İNCELEME VE GEREKÇE:
HUKUKİ DEĞERLENDİRME:
Dayandığı hukuki ve kanuni nedenlerle gerekçesi yukarıda açıklanan bölge idare mahkemesi kararının nakden iade talebinin reddine dair işlemin iptaline dair hüküm fıkrası aynı gerekçe ve nedenlerle Dairemizce de uygun görülmüş olup, temyiz dilekçesinde ileri sürülen iddialar, anılan hüküm fıkrasının bozulmasını gerektirecek nitelikte bulunmamıştır.

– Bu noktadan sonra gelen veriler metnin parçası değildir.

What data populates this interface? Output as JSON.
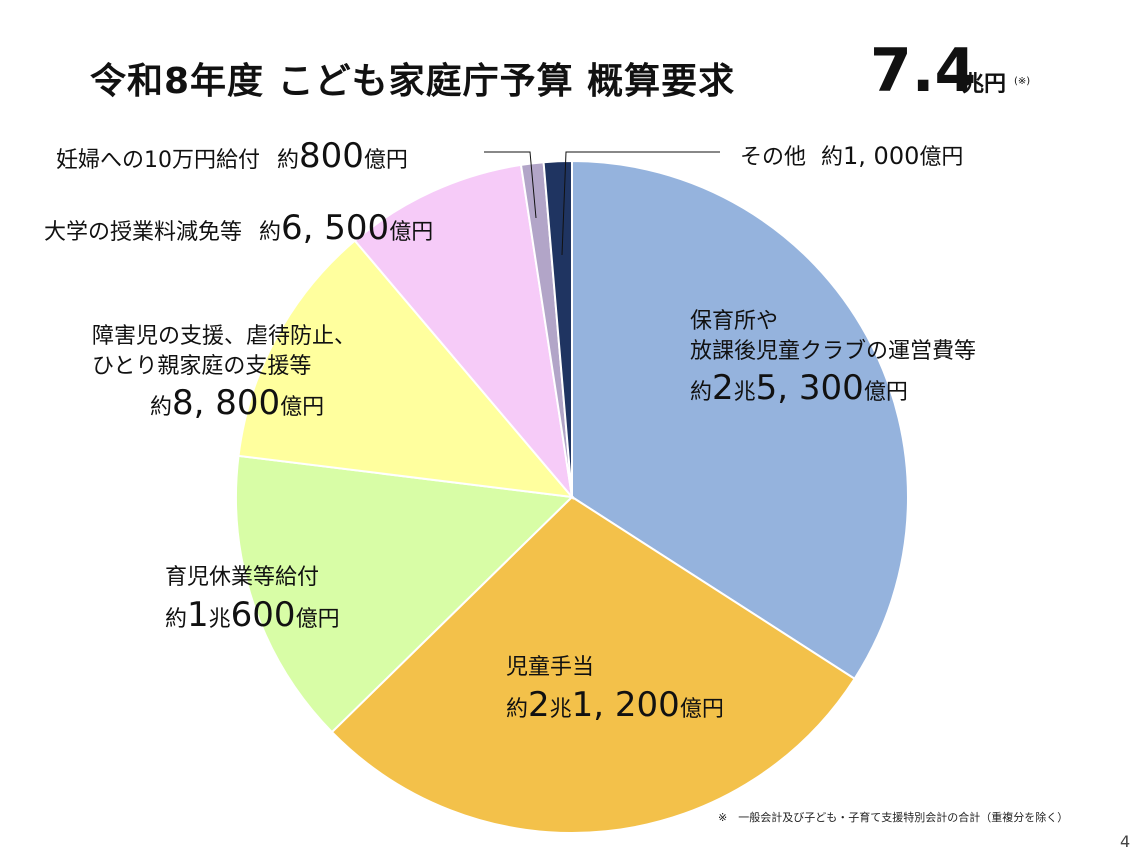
{
  "title": {
    "main": "令和8年度 こども家庭庁予算 概算要求",
    "total_value": "7.4",
    "total_unit": "兆円",
    "note_mark": "(※)"
  },
  "chart_data": {
    "type": "pie",
    "title": "令和8年度 こども家庭庁予算 概算要求 7.4兆円",
    "unit": "億円",
    "start": "12 o'clock, clockwise",
    "slices": [
      {
        "label": "保育所や放課後児童クラブの運営費等",
        "value": 25300,
        "color": "#95b3dd"
      },
      {
        "label": "児童手当",
        "value": 21200,
        "color": "#f3c14a"
      },
      {
        "label": "育児休業等給付",
        "value": 10600,
        "color": "#d8fda6"
      },
      {
        "label": "障害児の支援、虐待防止、ひとり親家庭の支援等",
        "value": 8800,
        "color": "#ffff9e"
      },
      {
        "label": "大学の授業料減免等",
        "value": 6500,
        "color": "#f6cbf8"
      },
      {
        "label": "妊婦への10万円給付",
        "value": 800,
        "color": "#b2a5c8"
      },
      {
        "label": "その他",
        "value": 1000,
        "color": "#1f3461"
      }
    ]
  },
  "labels": {
    "hoiku": {
      "line1": "保育所や",
      "line2": "放課後児童クラブの運営費等",
      "pre": "約",
      "n1": "2",
      "cho": "兆",
      "n2": "5, 300",
      "unit": "億円"
    },
    "jido": {
      "line1": "児童手当",
      "pre": "約",
      "n1": "2",
      "cho": "兆",
      "n2": "1, 200",
      "unit": "億円"
    },
    "ikuji": {
      "line1": "育児休業等給付",
      "pre": "約",
      "n1": "1",
      "cho": "兆",
      "n2": "600",
      "unit": "億円"
    },
    "shogai": {
      "line1": "障害児の支援、虐待防止、",
      "line2": "ひとり親家庭の支援等",
      "pre": "約",
      "n2": "8, 800",
      "unit": "億円"
    },
    "daigaku": {
      "line1": "大学の授業料減免等",
      "pre": "約",
      "n2": "6, 500",
      "unit": "億円"
    },
    "ninpu": {
      "line1": "妊婦への10万円給付",
      "pre": "約",
      "n2": "800",
      "unit": "億円"
    },
    "sonota": {
      "line1": "その他",
      "pre": "約",
      "n2": "1, 000",
      "unit": "億円"
    }
  },
  "footnote": "※　一般会計及び子ども・子育て支援特別会計の合計（重複分を除く）",
  "page_number": "4"
}
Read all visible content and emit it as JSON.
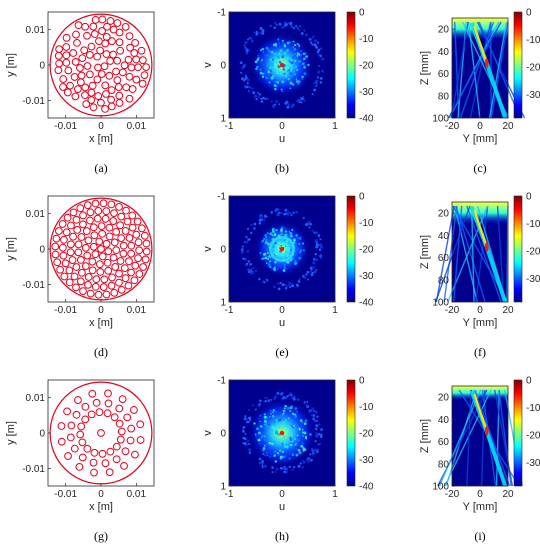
{
  "panels": [
    {
      "id": "a",
      "label": "(a)",
      "kind": "layout",
      "variant": "random",
      "xlabel": "x [m]",
      "ylabel": "y [m]",
      "xticks": [
        "-0.01",
        "0",
        "0.01"
      ],
      "yticks": [
        "0.01",
        "0",
        "-0.01"
      ]
    },
    {
      "id": "b",
      "label": "(b)",
      "kind": "beam",
      "variant": "random",
      "xlabel": "u",
      "ylabel": "v",
      "xticks": [
        "-1",
        "0",
        "1"
      ],
      "yticks": [
        "-1",
        "0",
        "1"
      ],
      "cbar_ticks": [
        "0",
        "-10",
        "-20",
        "-30",
        "-40"
      ]
    },
    {
      "id": "c",
      "label": "(c)",
      "kind": "field",
      "variant": "random",
      "xlabel": "Y [mm]",
      "ylabel": "Z [mm]",
      "xticks": [
        "-20",
        "0",
        "20"
      ],
      "yticks": [
        "20",
        "40",
        "60",
        "80",
        "100"
      ],
      "cbar_ticks": [
        "0",
        "-10",
        "-20",
        "-30"
      ]
    },
    {
      "id": "d",
      "label": "(d)",
      "kind": "layout",
      "variant": "packed",
      "xlabel": "x [m]",
      "ylabel": "y [m]",
      "xticks": [
        "-0.01",
        "0",
        "0.01"
      ],
      "yticks": [
        "0.01",
        "0",
        "-0.01"
      ]
    },
    {
      "id": "e",
      "label": "(e)",
      "kind": "beam",
      "variant": "packed",
      "xlabel": "u",
      "ylabel": "v",
      "xticks": [
        "-1",
        "0",
        "1"
      ],
      "yticks": [
        "-1",
        "0",
        "1"
      ],
      "cbar_ticks": [
        "0",
        "-10",
        "-20",
        "-30",
        "-40"
      ]
    },
    {
      "id": "f",
      "label": "(f)",
      "kind": "field",
      "variant": "packed",
      "xlabel": "Y [mm]",
      "ylabel": "Z [mm]",
      "xticks": [
        "-20",
        "0",
        "20"
      ],
      "yticks": [
        "20",
        "40",
        "60",
        "80",
        "100"
      ],
      "cbar_ticks": [
        "0",
        "-10",
        "-20",
        "-30"
      ]
    },
    {
      "id": "g",
      "label": "(g)",
      "kind": "layout",
      "variant": "spiral",
      "xlabel": "x [m]",
      "ylabel": "y [m]",
      "xticks": [
        "-0.01",
        "0",
        "0.01"
      ],
      "yticks": [
        "0.01",
        "0",
        "-0.01"
      ]
    },
    {
      "id": "h",
      "label": "(h)",
      "kind": "beam",
      "variant": "spiral",
      "xlabel": "u",
      "ylabel": "v",
      "xticks": [
        "-1",
        "0",
        "1"
      ],
      "yticks": [
        "-1",
        "0",
        "1"
      ],
      "cbar_ticks": [
        "0",
        "-10",
        "-20",
        "-30",
        "-40"
      ]
    },
    {
      "id": "i",
      "label": "(i)",
      "kind": "field",
      "variant": "spiral",
      "xlabel": "Y [mm]",
      "ylabel": "Z [mm]",
      "xticks": [
        "-20",
        "0",
        "20"
      ],
      "yticks": [
        "20",
        "40",
        "60",
        "80",
        "100"
      ],
      "cbar_ticks": [
        "0",
        "-10",
        "-20",
        "-30"
      ]
    }
  ],
  "colors": {
    "element": "#e8001c",
    "aperture": "#e8001c",
    "axis": "#262626",
    "colormap": "jet"
  }
}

Temyize konu kararın mahrum kalınan tutarın hesaplanacak yasal faiziyle birlikte iadesine ilişkin hüküm fıkrasına yönelik temyiz istemine gelince;
Olayda, davacının başvurusu 12 aylık süre içerisinde yapılmadığından bahisle reddedildiğinden, davalı idare tarafından henüz başvurunun esasına yönelik bir değerlendirme yapılmamış olması karşısında, bölge idare mahkemesince, davacının nakden iadeye ilişkin talebinin reddine dair işlemin iptali ile yetinilmesi ve davalı idareye işin esasının incelenmesi ve sonucunda yeni bir işlem tesis edilmesi için imkan sağlanması gerekirken, temyize konu kararın iade ve yasal faize hükmedilmesine ilişkin hüküm fıkrasında hukuki isabet görülmemiştir.

KARAR SONUCU:
Açıklanan nedenlerle;
1. Temyiz isteminin kısmen reddine, kısmen de kabulüne,
2. … Bölge İdare Mahkemesi … Vergi Dava Dairesinin … tarih ve E:…, K:… sayılı kararının, dava konusu işlemin iptaline ilişkin hüküm fıkrasının ONANMASINA,
3. Kararın, nakden iadenin yasal faiz ödenerek yapılmasına ilişkin hüküm fıkrasının ise BOZULMASINA,
4. Bozulan kısım hakkında yeniden bir karar verilmek üzere dosyanın anılan Daireye gönderilmesine,
5. 492 sayılı Harçlar Kanunu’nun 13. maddesinin (j) bendi parantez içi hükmü uyarınca alınması gereken harç dahil olmak üzere, yargılama giderlerinin yeniden verilecek kararda karşılanması gerektiğine, 14/03/2023 tarihinde kesin olarak oyçokluğuyla karar verildi.

(X) KARŞI OY :
Davalı idarenin, temyize konu kararın nakden iadeye konu edilen vergilerin, yasal faiziyle birlikte iadesine ilişkin hüküm fıkrasına yönelik temyiz isteminin de reddedilerek, sözü edilen kararın onanması gerektiği oyuyla, Daire kararının belirtilen kısmına katılmıyoruz.